Donna Tartt is another author who excels not only in the field of writing in general, but specifically in the naming of characters. The Goldfinch is one of my favorite books of all time. It’s a vast, ambitious tome that moves between New York and Los Vegas, loss and friendship, crime and love. It contains characters called things like Hobie, Xandra, and Kitsy (I don’t need to tell you what they’re like; you already know because those names are so well-selected). Lucius Reeve is, as you might expect, a slimy antiques dealer. He is a fairly minor character in the great scheme of the novel, but he is so aptly named. Granted, there are not that many friendly Luciuses in fiction *glares accusingly at Lucius Malfoy* but that is because it just such an appropriately bad name.
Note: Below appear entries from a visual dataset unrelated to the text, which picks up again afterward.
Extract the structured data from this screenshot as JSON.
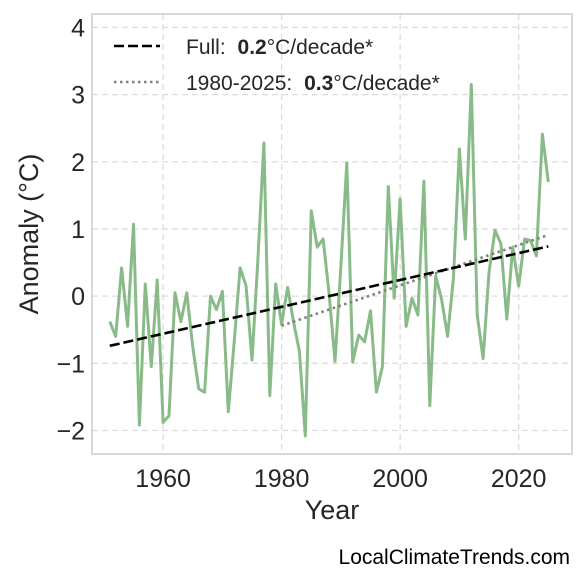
{
  "chart_data": {
    "type": "line",
    "xlabel": "Year",
    "ylabel": "Anomaly (°C)",
    "xlim": [
      1948,
      2029
    ],
    "ylim": [
      -2.35,
      4.2
    ],
    "xticks": [
      1960,
      1980,
      2000,
      2020
    ],
    "yticks": [
      -2,
      -1,
      0,
      1,
      2,
      3,
      4
    ],
    "ytick_labels": [
      "−2",
      "−1",
      "0",
      "1",
      "2",
      "3",
      "4"
    ],
    "grid": true,
    "legend_position": "top-left",
    "colors": {
      "anomaly": "#88bb88",
      "full_trend": "#000000",
      "recent_trend": "#808080",
      "grid": "#dddddd",
      "frame": "#cccccc"
    },
    "series": [
      {
        "key": "anomaly",
        "x": [
          1951,
          1952,
          1953,
          1954,
          1955,
          1956,
          1957,
          1958,
          1959,
          1960,
          1961,
          1962,
          1963,
          1964,
          1965,
          1966,
          1967,
          1968,
          1969,
          1970,
          1971,
          1972,
          1973,
          1974,
          1975,
          1976,
          1977,
          1978,
          1979,
          1980,
          1981,
          1982,
          1983,
          1984,
          1985,
          1986,
          1987,
          1988,
          1989,
          1990,
          1991,
          1992,
          1993,
          1994,
          1995,
          1996,
          1997,
          1998,
          1999,
          2000,
          2001,
          2002,
          2003,
          2004,
          2005,
          2006,
          2007,
          2008,
          2009,
          2010,
          2011,
          2012,
          2013,
          2014,
          2015,
          2016,
          2017,
          2018,
          2019,
          2020,
          2021,
          2022,
          2023,
          2024,
          2025
        ],
        "values": [
          -0.38,
          -0.6,
          0.42,
          -0.45,
          1.07,
          -1.92,
          0.18,
          -1.05,
          0.24,
          -1.88,
          -1.78,
          0.05,
          -0.38,
          0.05,
          -0.75,
          -1.38,
          -1.43,
          0.0,
          -0.2,
          0.07,
          -1.72,
          -0.68,
          0.42,
          0.15,
          -0.95,
          0.55,
          2.28,
          -1.48,
          0.18,
          -0.42,
          0.13,
          -0.38,
          -0.82,
          -2.08,
          1.27,
          0.73,
          0.85,
          0.05,
          -0.97,
          0.45,
          1.98,
          -0.98,
          -0.58,
          -0.68,
          -0.22,
          -1.43,
          -1.05,
          1.63,
          -0.03,
          1.45,
          -0.45,
          -0.03,
          -0.28,
          1.71,
          -1.63,
          0.3,
          -0.05,
          -0.6,
          0.28,
          2.19,
          0.85,
          3.15,
          -0.28,
          -0.93,
          0.35,
          0.98,
          0.78,
          -0.34,
          0.73,
          0.15,
          0.85,
          0.83,
          0.6,
          2.41,
          1.7
        ]
      },
      {
        "key": "full_trend",
        "name": "Full",
        "rate": "0.2",
        "unit": "°C/decade*",
        "x": [
          1951,
          2025
        ],
        "values": [
          -0.74,
          0.74
        ]
      },
      {
        "key": "recent_trend",
        "name": "1980-2025",
        "rate": "0.3",
        "unit": "°C/decade*",
        "x": [
          1980,
          2025
        ],
        "values": [
          -0.44,
          0.91
        ]
      }
    ]
  },
  "legend": {
    "full": {
      "name": "Full:",
      "rate": "0.2",
      "unit": "°C/decade*"
    },
    "recent": {
      "name": "1980-2025:",
      "rate": "0.3",
      "unit": "°C/decade*"
    }
  },
  "watermark": "LocalClimateTrends.com"
}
It sounds almost like luscious (a slightly creepy word anyway) but can also be made into a spiteful hiss of an utterance. Apologies to any Luciuses reading. It’s not my fault you’re evil.
A character in T. S. Eliot’s Old Possum’s Book of Practical Cats, and later in the Broadway musical Cats! Here are some things to know about the wonderfully named Bustopher Jones:
Bustopher Jones is not skin and bones – / In fact, he’s remarkably fat…No commonplace mousers have such well-cut trousers / And we’re all of us proud to be nodded or bowed to / By Bustopher Jones in white spats!
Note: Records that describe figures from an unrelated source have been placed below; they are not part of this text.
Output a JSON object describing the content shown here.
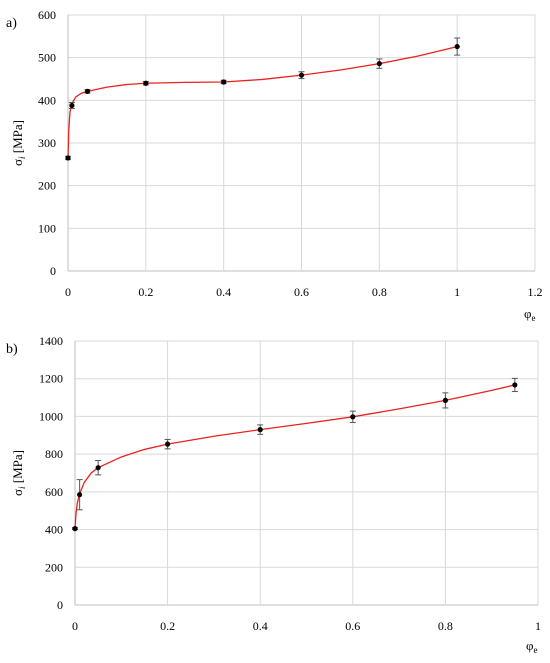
{
  "chart_data": [
    {
      "type": "scatter",
      "panel_label": "a)",
      "xlabel": "φ",
      "xlabel_sub": "e",
      "ylabel": "σ",
      "ylabel_sub": "i",
      "ylabel_unit": "[MPa]",
      "xlim": [
        0,
        1.2
      ],
      "ylim": [
        0,
        600
      ],
      "xticks": [
        0,
        0.2,
        0.4,
        0.6,
        0.8,
        1,
        1.2
      ],
      "yticks": [
        0,
        100,
        200,
        300,
        400,
        500,
        600
      ],
      "grid": true,
      "colors": {
        "fit": "#e8231f",
        "points": "#000000",
        "errorbars": "#555555"
      },
      "points": [
        {
          "x": 0,
          "y": 265,
          "err": 4
        },
        {
          "x": 0.01,
          "y": 388,
          "err": 7
        },
        {
          "x": 0.05,
          "y": 421,
          "err": 4
        },
        {
          "x": 0.2,
          "y": 440,
          "err": 4
        },
        {
          "x": 0.4,
          "y": 443,
          "err": 4
        },
        {
          "x": 0.6,
          "y": 459,
          "err": 8
        },
        {
          "x": 0.8,
          "y": 486,
          "err": 11
        },
        {
          "x": 1,
          "y": 526,
          "err": 20
        }
      ],
      "fit": [
        [
          0.0,
          265
        ],
        [
          0.002,
          330
        ],
        [
          0.005,
          372
        ],
        [
          0.01,
          392
        ],
        [
          0.02,
          408
        ],
        [
          0.035,
          417
        ],
        [
          0.05,
          421
        ],
        [
          0.1,
          431
        ],
        [
          0.15,
          437
        ],
        [
          0.2,
          440
        ],
        [
          0.3,
          442
        ],
        [
          0.4,
          443
        ],
        [
          0.5,
          449
        ],
        [
          0.6,
          459
        ],
        [
          0.7,
          471
        ],
        [
          0.8,
          486
        ],
        [
          0.9,
          504
        ],
        [
          1.0,
          526
        ]
      ]
    },
    {
      "type": "scatter",
      "panel_label": "b)",
      "xlabel": "φ",
      "xlabel_sub": "e",
      "ylabel": "σ",
      "ylabel_sub": "i",
      "ylabel_unit": "[MPa]",
      "xlim": [
        0,
        1
      ],
      "ylim": [
        0,
        1400
      ],
      "xticks": [
        0,
        0.2,
        0.4,
        0.6,
        0.8,
        1
      ],
      "yticks": [
        0,
        200,
        400,
        600,
        800,
        1000,
        1200,
        1400
      ],
      "grid": true,
      "colors": {
        "fit": "#e8231f",
        "points": "#000000",
        "errorbars": "#555555"
      },
      "points": [
        {
          "x": 0,
          "y": 405,
          "err": 5
        },
        {
          "x": 0.01,
          "y": 585,
          "err": 80
        },
        {
          "x": 0.05,
          "y": 728,
          "err": 38
        },
        {
          "x": 0.2,
          "y": 853,
          "err": 25
        },
        {
          "x": 0.4,
          "y": 930,
          "err": 25
        },
        {
          "x": 0.6,
          "y": 998,
          "err": 30
        },
        {
          "x": 0.8,
          "y": 1085,
          "err": 40
        },
        {
          "x": 0.95,
          "y": 1167,
          "err": 35
        }
      ],
      "fit": [
        [
          0.0,
          405
        ],
        [
          0.002,
          480
        ],
        [
          0.005,
          540
        ],
        [
          0.01,
          590
        ],
        [
          0.02,
          650
        ],
        [
          0.035,
          700
        ],
        [
          0.05,
          728
        ],
        [
          0.1,
          785
        ],
        [
          0.15,
          825
        ],
        [
          0.2,
          853
        ],
        [
          0.3,
          895
        ],
        [
          0.4,
          930
        ],
        [
          0.5,
          963
        ],
        [
          0.6,
          998
        ],
        [
          0.7,
          1040
        ],
        [
          0.8,
          1085
        ],
        [
          0.9,
          1138
        ],
        [
          0.95,
          1167
        ]
      ]
    }
  ]
}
Bustopher is one of many marvelously titled felines in Eliot’s poetry collection, along with Mungojerrie, Rumpleteazer, and Skimbleshanks among others. I like Bustopher Jones because it’s a terribly pleasing, round-sounding name that evokes the smug swagger of a life-loving cat. I also like him because I like the mention of trousers in his poem. When I was small, my godmother had two cats, Trousers and Puddings. When left alone in the house, Trousers would turn on the taps, the radio and the heating and have himself a good party. Puddings did not participate. As an adult, I learned her name was not actually Puddings, but Shitless. Because she was scared shitless of everything. I had been lied to.
Coriander, or as it is referred to in the US, cillantro, is a controversial herb. People get tattoos about how much they love or hate it. I am reasonably indifferent to coriander as a seasoning, but I love it as a name and I adore Sally Gardner’s novel. Coriander is not exactly a divisive character, but hers is an un-Christian name and there is an attempt made to get her to change it to Ann. Coriander is nine for much of the plot. Nine and a bit lost and also caught in the midst of fairy activity and the political intrigue of Puritan London. It’s a pretty cool mixture and a pretty cool book with a pretty cool name.
I don’t think I had highlighted, noted and researched any of these names in my studying of the precious names book. In fact, most of these names weren’t even featured (there is a severe lack of baby Bustophers scampering about) so that’s why I take such great delight in these ones- the absurd, the evocative, the unusual. NAAAAAMES.